Since July 1, 2021, the state has received over 280,000 applications for Medicaid, Evans said, with around 12,000 applications still pending as of Wednesday. As of Sept. 9, 236,677 individuals have been enrolled into the expanded Medicaid group, according to the state’s caseload counter.
Rep. Sarah Unsicker, D-Shrewsbury, said she was glad to see the state had reduced its backlog, but stressed that the federal guidelines need to be a baseline.
“I hope they’ll continue to bring it down. In a lot of states it’s less than a week on average to process Medicaid applications,” Unsicker said, later adding: “They need to aim higher.”

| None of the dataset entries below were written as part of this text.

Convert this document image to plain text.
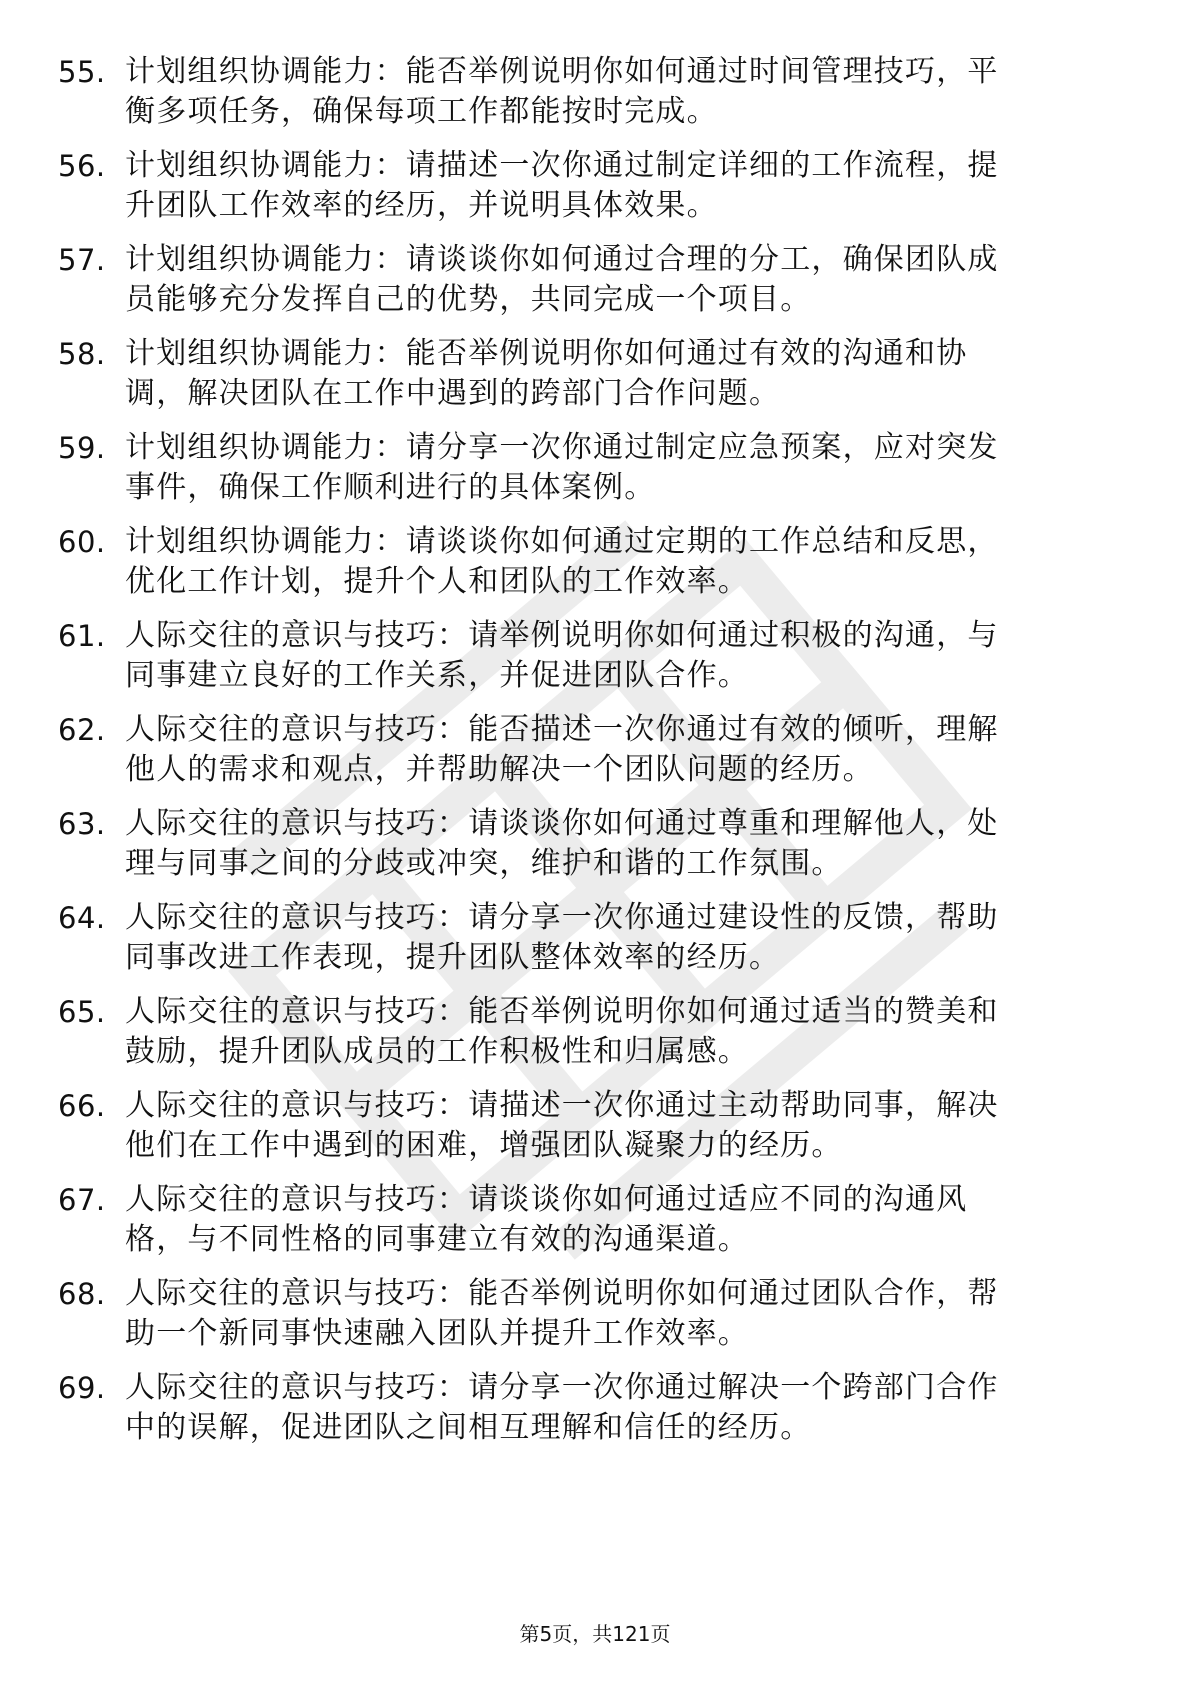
55. 计划组织协调能力：能否举例说明你如何通过时间管理技巧，平
衡多项任务，确保每项工作都能按时完成。

56. 计划组织协调能力：请描述一次你通过制定详细的工作流程，提
升团队工作效率的经历，并说明具体效果。

57. 计划组织协调能力：请谈谈你如何通过合理的分工，确保团队成
员能够充分发挥自己的优势，共同完成一个项目。

58. 计划组织协调能力：能否举例说明你如何通过有效的沟通和协
调，解决团队在工作中遇到的跨部门合作问题。

59. 计划组织协调能力：请分享一次你通过制定应急预案，应对突发
事件，确保工作顺利进行的具体案例。

60. 计划组织协调能力：请谈谈你如何通过定期的工作总结和反思，
优化工作计划，提升个人和团队的工作效率。

61. 人际交往的意识与技巧：请举例说明你如何通过积极的沟通，与
同事建立良好的工作关系，并促进团队合作。

62. 人际交往的意识与技巧：能否描述一次你通过有效的倾听，理解
他人的需求和观点，并帮助解决一个团队问题的经历。

63. 人际交往的意识与技巧：请谈谈你如何通过尊重和理解他人，处
理与同事之间的分歧或冲突，维护和谐的工作氛围。

64. 人际交往的意识与技巧：请分享一次你通过建设性的反馈，帮助
同事改进工作表现，提升团队整体效率的经历。

65. 人际交往的意识与技巧：能否举例说明你如何通过适当的赞美和
鼓励，提升团队成员的工作积极性和归属感。

66. 人际交往的意识与技巧：请描述一次你通过主动帮助同事，解决
他们在工作中遇到的困难，增强团队凝聚力的经历。

67. 人际交往的意识与技巧：请谈谈你如何通过适应不同的沟通风
格，与不同性格的同事建立有效的沟通渠道。

68. 人际交往的意识与技巧：能否举例说明你如何通过团队合作，帮
助一个新同事快速融入团队并提升工作效率。

69. 人际交往的意识与技巧：请分享一次你通过解决一个跨部门合作
中的误解，促进团队之间相互理解和信任的经历。

第5页，共121页
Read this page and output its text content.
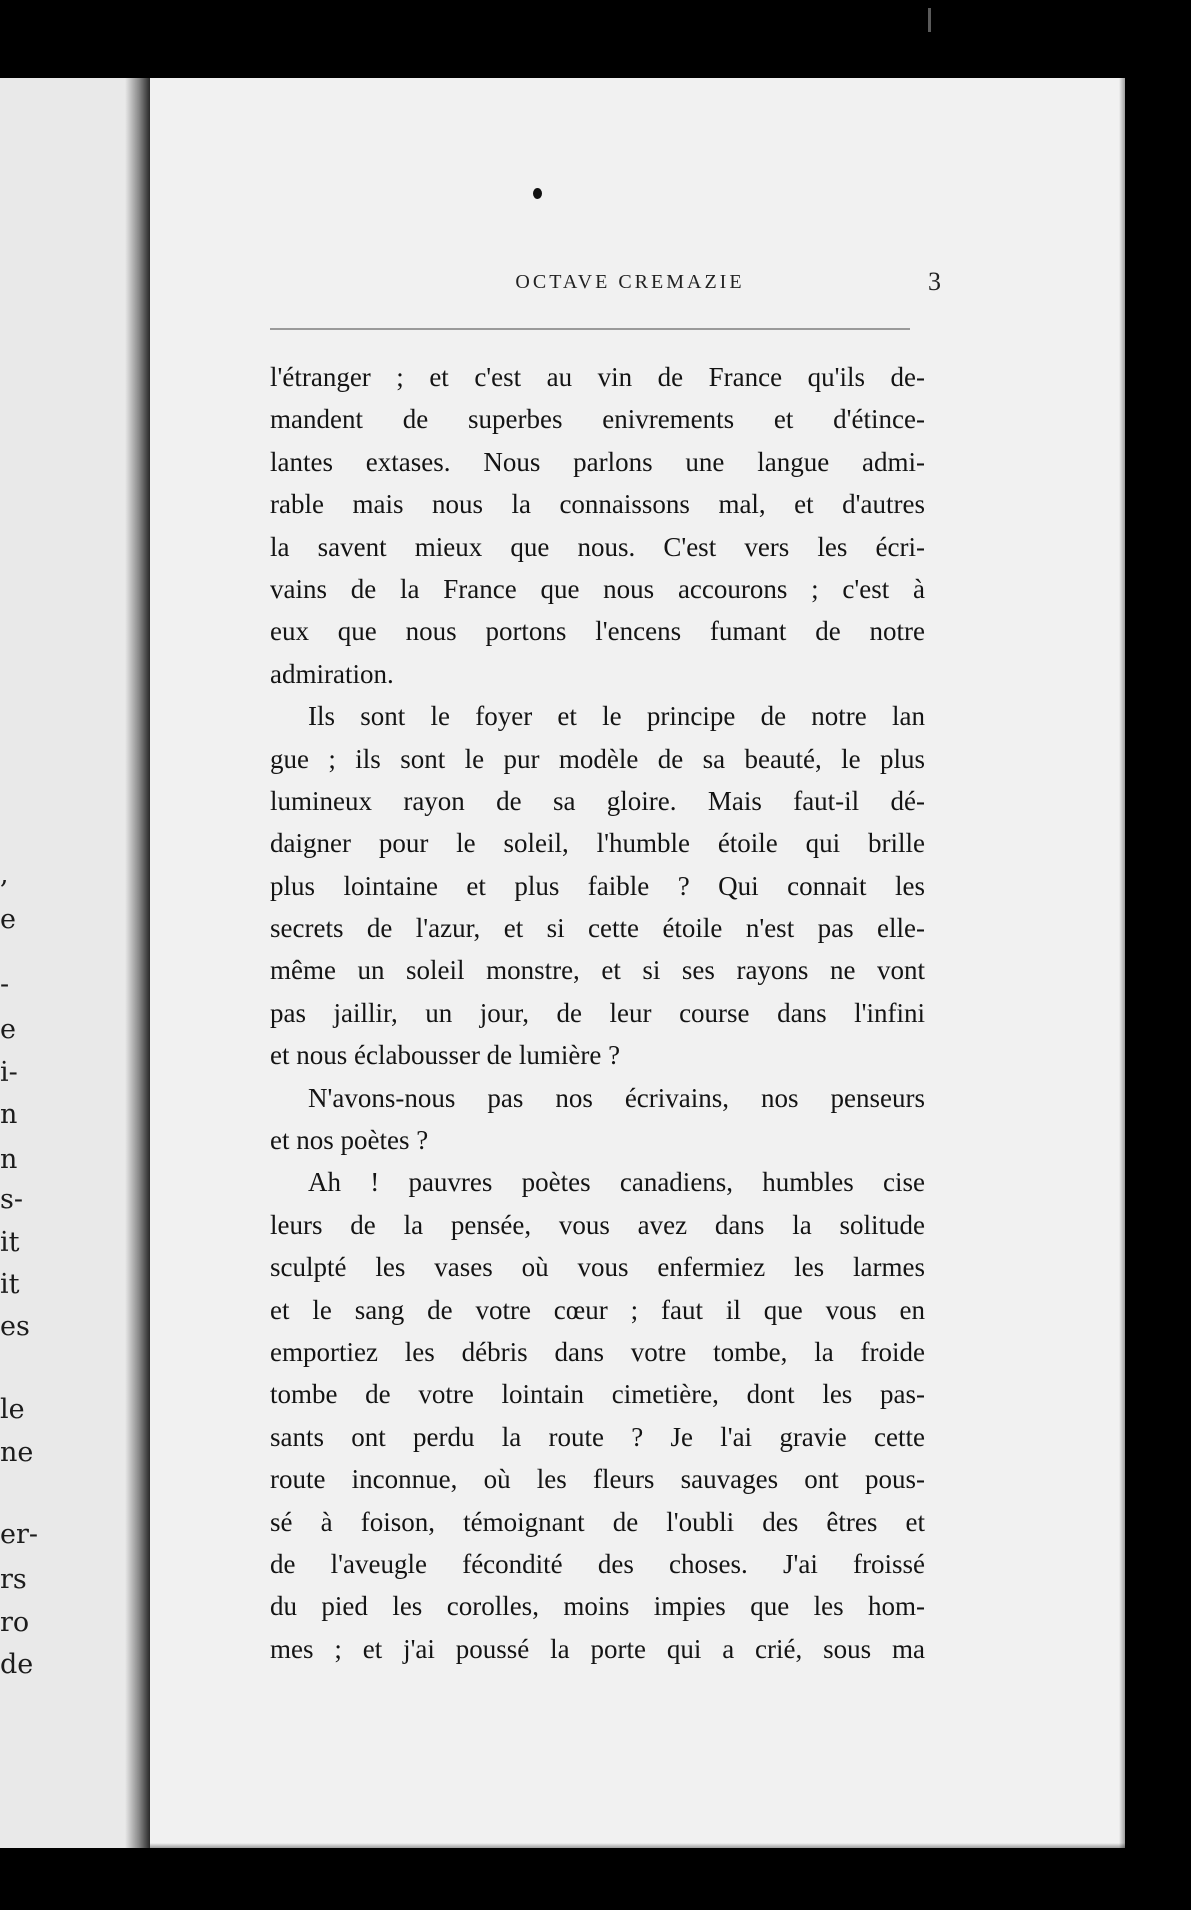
,
e
-
e
i-
n
n
s-
it
it
es
le
ne
er-
rs
ro
de
OCTAVE CREMAZIE	3
l'étranger ; et c'est au vin de France qu'ils de-
mandent de superbes enivrements et d'étince-
lantes extases. Nous parlons une langue admi-
rable mais nous la connaissons mal, et d'autres
la savent mieux que nous. C'est vers les écri-
vains de la France que nous accourons ; c'est à
eux que nous portons l'encens fumant de notre
admiration.
Ils sont le foyer et le principe de notre lan
gue ; ils sont le pur modèle de sa beauté, le plus
lumineux rayon de sa gloire. Mais faut-il dé-
daigner pour le soleil, l'humble étoile qui brille
plus lointaine et plus faible ? Qui connait les
secrets de l'azur, et si cette étoile n'est pas elle-
même un soleil monstre, et si ses rayons ne vont
pas jaillir, un jour, de leur course dans l'infini
et nous éclabousser de lumière ?
N'avons-nous pas nos écrivains, nos penseurs
et nos poètes ?
Ah ! pauvres poètes canadiens, humbles cise
leurs de la pensée, vous avez dans la solitude
sculpté les vases où vous enfermiez les larmes
et le sang de votre cœur ; faut il que vous en
emportiez les débris dans votre tombe, la froide
tombe de votre lointain cimetière, dont les pas-
sants ont perdu la route ? Je l'ai gravie cette
route inconnue, où les fleurs sauvages ont pous-
sé à foison, témoignant de l'oubli des êtres et
de l'aveugle fécondité des choses. J'ai froissé
du pied les corolles, moins impies que les hom-
mes ; et j'ai poussé la porte qui a crié, sous ma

Timothy McBride, a health policy analyst, professor at the Brown School at Washington University in St. Louis and former chair of the MO HealthNet Oversight Committee, said he recommends the state try to keep almost all the strategies in place that it’s implemented under the mitigation plan, especially with the open enrollment period beginning in November and the looming end of the federal public health emergency.
“It’s taken until now for them to catch up. We don’t want them to get through it now,” McBride said of the backlog. “And then have it start all over again.”
Staffing shortages have been a persistent issue that has contributed to the lengthy backlog of applications, and officials said those challenges still exist.
“We’re looking to fill positions, use creative strategies to recruit candidates, job fairs, workforce development pipelines, the usage of overtime when available within the confines of our system,” Knodell said. “So it remains a challenge.”
On average, Evans said around 30 to 33 employees are leaving each month.
As part of the state’s mitigation plan with CMS, Evans said that any applications received prior to Aug. 16 needed to be completed to be within the 45-day timeframe. Evans said the state has a few remaining pieces of pending information to complete before the state can submit to CMS that it is compliant.
“They want us to be under 45 days as of September 30. We will be,” Knodell said. “We’re happy to be there today. And we will be there on September 30 and moving forward.”
This story has been updated since it was initially published to include additional comments.